San Francisco cleared an important checkpoint last Thursday in its yearslong push to take control of the local electric grid from PG&E when the city's planning commission approved a required environmental impact report, keeping alive an effort to bring more of the city's power system under public ownership.
A unanimous vote kept that effort moving, even though it did not finalize any transaction, according to KQED.
What happened?
San Francisco's planning commission approved the final report required before a possible purchase of PG&E's electric grid assets in the city can go further.
The report must be completed before officials can make choices about whether to pursue a takeover.
Backers of the idea say cutting ties with the investor-owned utility could save residents millions of dollars. They argue the city could borrow more cheaply for infrastructure and avoid expenses tied to shareholder dividends, corporate taxes, and executive bonuses.
The push gained momentum after a December fire at a PG&E substation in the Mission District led to a major outage.
The utility has also faced years of criticism over aging infrastructure and its connection to deadly wildfires.
San Francisco has also asked the California Public Utilities Commission to determine the fair-market value of PG&E's electric assets.
The city put that figure at $3.4 billion in April, and PG&E is expected to respond in October.
Why does it matter?
Who owns the electric grid can affect monthly utility bills, outage response, infrastructure upgrades, and safety planning.
San Francisco says public ownership could lower costs by cutting out certain investor-driven expenses.
Supporters also see local control as a way to better align maintenance and investment decisions with the city's needs.
PG&E, however, rejects that case.
Lynsey Paulo, a PG&E spokesperson, said the company's electric grid assets are not on the market and warned a takeover "would be so expensive that it would raise San Franciscans' electric rates for decades."

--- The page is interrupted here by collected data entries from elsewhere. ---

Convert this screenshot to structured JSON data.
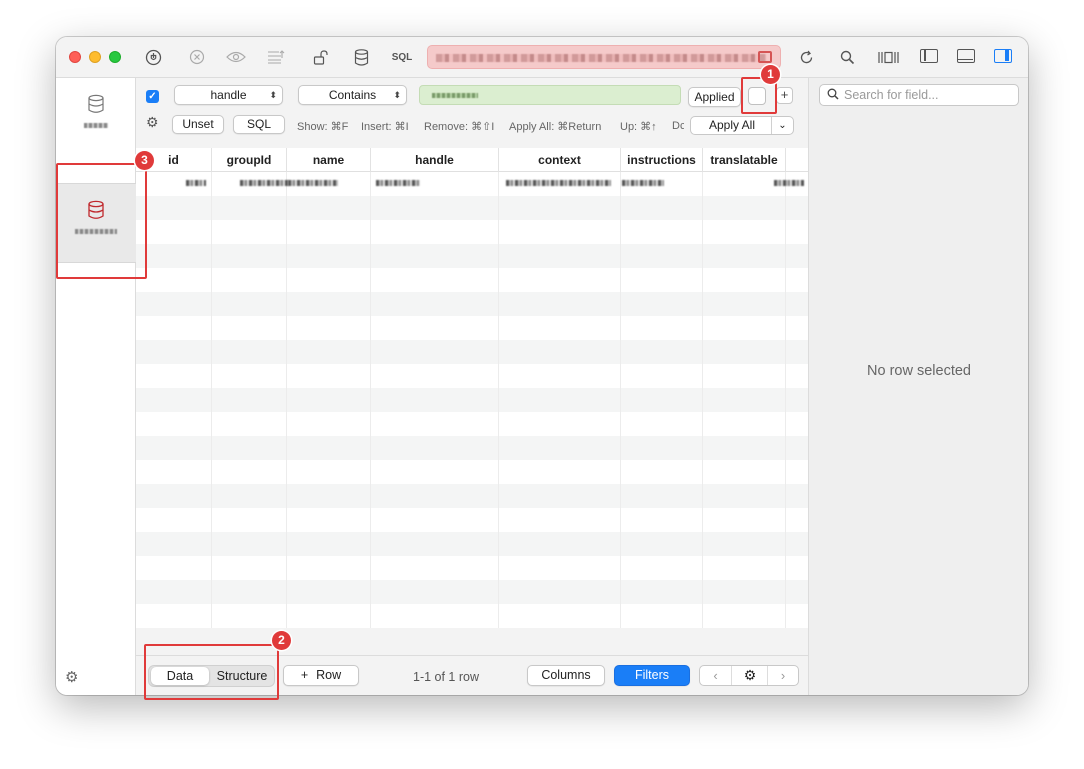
{
  "toolbar": {
    "sql_label": "SQL",
    "icons": [
      "plug-icon",
      "close-circle-icon",
      "eye-icon",
      "list-icon",
      "unlock-icon",
      "database-icon",
      "refresh-icon",
      "search-icon",
      "columns-icon",
      "left-sidebar-icon",
      "bottom-panel-icon",
      "right-sidebar-icon"
    ]
  },
  "filter": {
    "field": "handle",
    "operator": "Contains",
    "applied_label": "Applied",
    "add_label": "+",
    "unset_label": "Unset",
    "sql_label": "SQL",
    "hints": [
      "Show: ⌘F",
      "Insert: ⌘I",
      "Remove: ⌘⇧I",
      "Apply All: ⌘Return",
      "Up: ⌘↑",
      "Dc"
    ],
    "apply_all_label": "Apply All"
  },
  "table": {
    "columns": [
      "id",
      "groupId",
      "name",
      "handle",
      "context",
      "instructions",
      "translatable"
    ],
    "row_count": 19
  },
  "bottom": {
    "data_tab": "Data",
    "structure_tab": "Structure",
    "add_row": "Row",
    "row_count_text": "1-1 of 1 row",
    "columns_btn": "Columns",
    "filters_btn": "Filters"
  },
  "right_panel": {
    "search_placeholder": "Search for field...",
    "empty_text": "No row selected"
  },
  "annotations": [
    "1",
    "2",
    "3"
  ],
  "colors": {
    "accent": "#1a7ef7",
    "annotation": "#e03a3a",
    "filter_value_bg": "#dbeed0",
    "url_bar_bg": "#f5caca"
  }
}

Californians are already grappling with high living costs, climate-fueled disaster risks, and concerns about grid reliability. A change this large could shape how quickly repairs, upgrades, and safety improvements happen in one of the state's biggest cities.
What's being done?
The city is moving through the formal process required to make a public power bid possible. Approval of the environmental impact report gives San Francisco a key piece of groundwork, but several major decisions still lay ahead.
The next step is the valuation fight before the CPUC. That process could determine whether the city's financial case holds up and how expensive any acquisition would be.
If the city moves forward, officials say public ownership could open the door to infrastructure investment without the pressure to generate returns for shareholders.
City utility officials described the vote as a notable step forward.
"There is more work ahead, and there are future decisions to be made, but the final environmental impact report is a key step to expand public power," Ron Flynn, deputy general manager and COO of the San Francisco Public Utilities Commission, said.